L'ensemble de ces décolonisations donne naissance à de « nouveaux » pays qui reprennent exactement les frontières issues de la colonisation qui sépa­raient ethnies, langues ou religions, sources évidemment de multiples contestations (le Sahara occidental) ou de guerres (Tchad, Nigeria...). La lente agonie de l'Empire portugais et les sursauts racistes vains de l'Afrique australe finissent la décolonisation de l'Afrique. Mais les liens tis­sés pendant plusieurs décennies ne s'effacent pas ainsi, et la « coopération » financée par les anciennes puissances est parfois ambiguë.
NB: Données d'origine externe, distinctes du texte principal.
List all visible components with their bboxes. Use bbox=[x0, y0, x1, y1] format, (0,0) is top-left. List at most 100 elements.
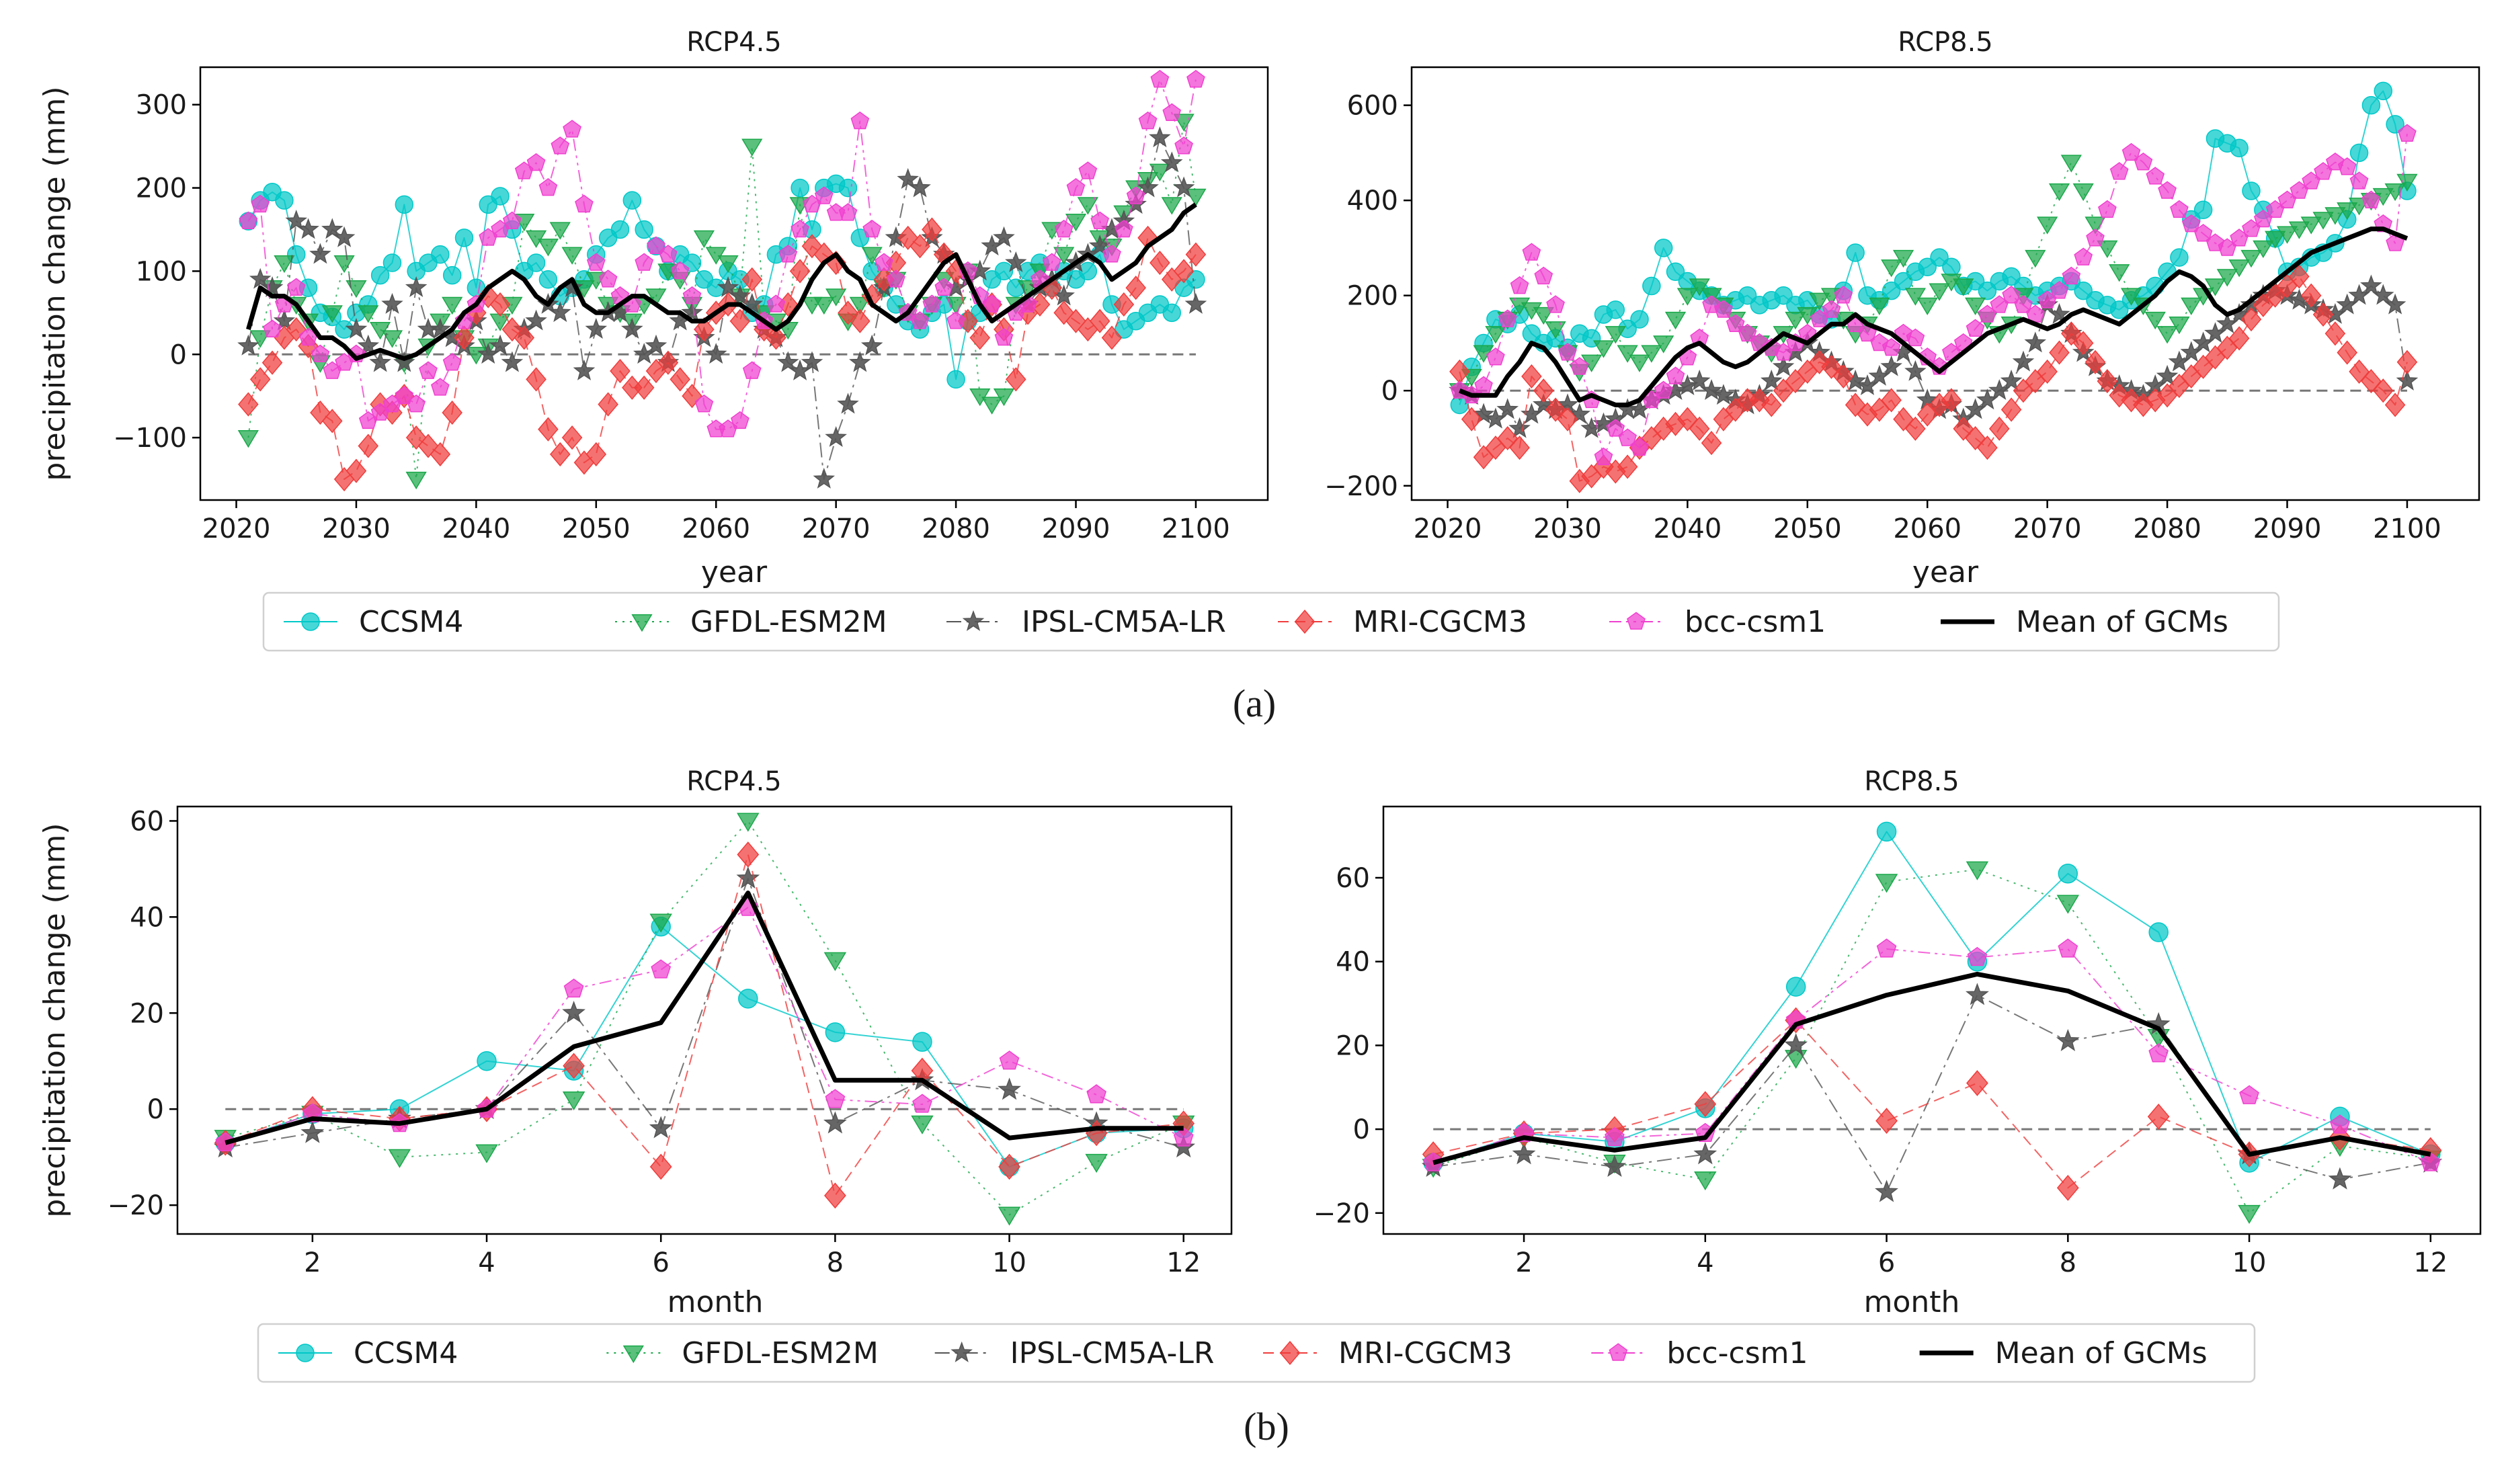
legend-label: GFDL-ESM2M bbox=[690, 605, 887, 639]
point-mri-cgcm3 bbox=[2337, 340, 2358, 365]
point-ipsl-cm5a-lr bbox=[897, 168, 919, 190]
point-mri-cgcm3 bbox=[2013, 378, 2034, 403]
point-mri-cgcm3 bbox=[1941, 388, 1962, 413]
x-tick-label: 2080 bbox=[2133, 513, 2201, 544]
legend-label: GFDL-ESM2M bbox=[682, 1336, 879, 1370]
point-mri-cgcm3 bbox=[670, 367, 690, 392]
point-bcc-csm1 bbox=[251, 194, 270, 213]
point-bcc-csm1 bbox=[2146, 167, 2165, 185]
panel-b-rcp85: RCP8.5 2 4 6 8 10 12 −20 0 20 40 60 month bbox=[1313, 766, 2482, 1319]
point-gfdl-esm2m bbox=[1161, 197, 1182, 215]
point-gfdl-esm2m bbox=[2060, 155, 2082, 173]
point-ipsl-cm5a-lr bbox=[1472, 403, 1495, 424]
point-mri-cgcm3 bbox=[417, 434, 439, 458]
point-ccsm4 bbox=[946, 370, 965, 389]
point-ipsl-cm5a-lr bbox=[1149, 126, 1171, 148]
y-tick-label: 200 bbox=[1347, 281, 1398, 312]
point-bcc-csm1 bbox=[1162, 103, 1182, 121]
point-bcc-csm1 bbox=[1042, 253, 1061, 271]
series-mean-of-gcms bbox=[225, 891, 1184, 1145]
x-tick-label: 10 bbox=[992, 1247, 1026, 1278]
point-gfdl-esm2m bbox=[1053, 247, 1075, 265]
point-bcc-csm1 bbox=[982, 294, 1002, 313]
point-mri-cgcm3 bbox=[442, 400, 462, 425]
point-gfdl-esm2m bbox=[2337, 202, 2358, 220]
legend-b: CCSM4 GFDL-ESM2M IPSL-CM5A-LR MRI-CGCM3 bcc-… bbox=[257, 1323, 2256, 1383]
point-mri-cgcm3 bbox=[2169, 374, 2190, 399]
point-bcc-csm1 bbox=[742, 361, 762, 379]
point-mri-cgcm3 bbox=[823, 1182, 846, 1209]
point-ipsl-cm5a-lr bbox=[1137, 176, 1159, 198]
legend-label: Mean of GCMs bbox=[1995, 1336, 2208, 1370]
point-ipsl-cm5a-lr bbox=[309, 243, 331, 264]
point-gfdl-esm2m bbox=[1966, 861, 1989, 880]
point-bcc-csm1 bbox=[2330, 1114, 2350, 1134]
legend-swatch-marker bbox=[1609, 1343, 1628, 1361]
point-bcc-csm1 bbox=[1630, 438, 1649, 456]
y-tick-label: 20 bbox=[1336, 1030, 1370, 1061]
point-mri-cgcm3 bbox=[1006, 367, 1026, 392]
point-bcc-csm1 bbox=[2098, 200, 2117, 218]
point-mri-cgcm3 bbox=[454, 325, 475, 350]
point-mri-cgcm3 bbox=[1497, 425, 1519, 451]
point-ipsl-cm5a-lr bbox=[1580, 417, 1603, 438]
series-line-mean-of-gcms bbox=[225, 891, 1184, 1145]
point-mri-cgcm3 bbox=[2193, 354, 2214, 379]
point-bcc-csm1 bbox=[1498, 309, 1517, 327]
point-gfdl-esm2m bbox=[1077, 197, 1098, 215]
point-bcc-csm1 bbox=[1474, 376, 1493, 394]
point-bcc-csm1 bbox=[442, 353, 462, 371]
point-gfdl-esm2m bbox=[2109, 264, 2130, 282]
point-bcc-csm1 bbox=[526, 153, 546, 171]
point-ipsl-cm5a-lr bbox=[321, 218, 343, 239]
point-ccsm4 bbox=[912, 1032, 932, 1052]
x-tick-label: 2020 bbox=[1414, 513, 1482, 544]
point-mri-cgcm3 bbox=[1694, 1091, 1717, 1118]
point-bcc-csm1 bbox=[1126, 186, 1145, 204]
point-gfdl-esm2m bbox=[249, 330, 271, 348]
legend-item-ccsm4: CCSM4 bbox=[284, 605, 463, 639]
point-mri-cgcm3 bbox=[2300, 283, 2322, 308]
y-tick-label: 300 bbox=[136, 90, 187, 121]
point-ipsl-cm5a-lr bbox=[261, 276, 284, 298]
point-mri-cgcm3 bbox=[2253, 292, 2274, 317]
point-mri-cgcm3 bbox=[358, 434, 379, 458]
point-bcc-csm1 bbox=[2337, 157, 2357, 175]
point-gfdl-esm2m bbox=[2025, 249, 2046, 268]
point-bcc-csm1 bbox=[647, 236, 665, 255]
point-gfdl-esm2m bbox=[2056, 895, 2080, 914]
point-bcc-csm1 bbox=[1102, 245, 1121, 263]
point-mri-cgcm3 bbox=[2277, 274, 2298, 298]
point-mri-cgcm3 bbox=[998, 1153, 1020, 1180]
point-mri-cgcm3 bbox=[1875, 1108, 1898, 1135]
y-tick-label: 40 bbox=[130, 902, 164, 933]
point-ipsl-cm5a-lr bbox=[1005, 251, 1027, 272]
point-bcc-csm1 bbox=[635, 253, 654, 271]
point-bcc-csm1 bbox=[887, 270, 905, 288]
point-mri-cgcm3 bbox=[2228, 326, 2250, 351]
x-tick-label: 8 bbox=[827, 1247, 844, 1278]
point-bcc-csm1 bbox=[670, 261, 690, 280]
legend-a: CCSM4 GFDL-ESM2M IPSL-CM5A-LR MRI-CGCM3 bcc-… bbox=[262, 591, 2280, 652]
point-gfdl-esm2m bbox=[998, 1206, 1021, 1226]
point-bcc-csm1 bbox=[1738, 323, 1757, 342]
point-ccsm4 bbox=[382, 253, 402, 272]
point-gfdl-esm2m bbox=[2169, 317, 2190, 335]
point-ipsl-cm5a-lr bbox=[249, 267, 272, 289]
point-gfdl-esm2m bbox=[2037, 216, 2058, 235]
point-bcc-csm1 bbox=[651, 959, 672, 979]
point-bcc-csm1 bbox=[1666, 366, 1685, 384]
point-gfdl-esm2m bbox=[2276, 226, 2298, 244]
point-bcc-csm1 bbox=[2121, 142, 2141, 161]
point-gfdl-esm2m bbox=[1892, 249, 1914, 268]
point-ipsl-cm5a-lr bbox=[285, 210, 308, 231]
point-bcc-csm1 bbox=[731, 411, 750, 429]
legend-frame bbox=[257, 1323, 2256, 1383]
point-ipsl-cm5a-lr bbox=[998, 1077, 1021, 1100]
x-tick-label: 2090 bbox=[2253, 513, 2322, 544]
point-bcc-csm1 bbox=[2086, 229, 2105, 247]
series-mri-cgcm3 bbox=[1422, 1007, 2442, 1201]
point-mri-cgcm3 bbox=[1581, 464, 1602, 489]
point-gfdl-esm2m bbox=[442, 296, 463, 315]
 Le Portugal s'arc-boute sur ses colonies :
 Le Portugal du dictateur Salazar conditionne la survie de son régime au maintien de l'Empire.
 L'Angola et le Mozambique deviennent indépendants en 1975 après plusieurs années de guérillas sanglantes (la rébellion avait commencé au début des années 1950 en Angola et en 1962 au Mozambique).
 Ces indépendances sont liées à la «révolution des œillets» de 1974 qui renverse Salazar.
 Inégalités raciales et nouvelle colonisation en Afrique australe :
 La situation en Afrique australe présente cette originalité que le mou­vement de reprise de la colonisation est le fait des colons eux-mêmes en opposition avec leur métropole.
 La Rhodésie du Sud, après avoir réprimé des mouvements nationalistes, déclare unilatéralement son indépendance en 1965 au profit d'une mino­rité blanche sans l'accord de Londres qui refuse d'intervenir. Résistant 15 ans à toutes les pressions, la Rhodésie ne cède qu'en 1979 et en 1980 elle devient le Zimbabwe.
 La Namibie est officiellement le dernier pays à obtenir son indépen­dance en 1990, en se libérant de la tutelle sud-africaine, vieille de 70 ans.
En Union sud-africaine, les dirigeants blancs établissent une législation instituant l'apartheid à partir de 1948. Ce sont donc les colons blancs qui maintiennent un système «colonial» sur la majorité noire. Ces mesures ne prendront fin qu'en 1991 et Nelson Mandela, opposant longtemps empri­sonné, devient président en 1994.
 Une décolonisation totale ? :
 «L'essence du néocolonialisme tient à ce qu'un Etat qui est indépen­dant en théorie [...] a en réalité sa politique dirigée de l'extérieur», écri­vait en 1965 Kwame Nkrumah.
 Si les pays africains sont aujourd'hui tous indépendants, ils entretien­nent des relations très étroites avec leurs anciennes métropoles : écono­mique (le cours du franc CFA décidé par la France), politique ou militaire (opération Licorne en Côte d'Ivoire en 2003).
Les Européens étaient fortement implantés en Afrique, plus que sur le continent asiatique et depuis plus longtemps, et ont accordé souvent dif­ficilement et tardivement leurs indépendances aux colonies. Ce long processus de libération a profondément marqué ces pays qui gar­dent aujourd'hui encore les stigmates de cette période. Économiquement, diplomatiquement, militairement, les anciennes colonies sont encore sou­vent subordonnées aux volontés européennes (Ne parle-t-on pas de la Françafrique ?). Ce soutien ressemble parfois à une nouvelle domination, plus insidieuse, un néocolonialisme à combattre pour assurer à ces pays un développement à long terme.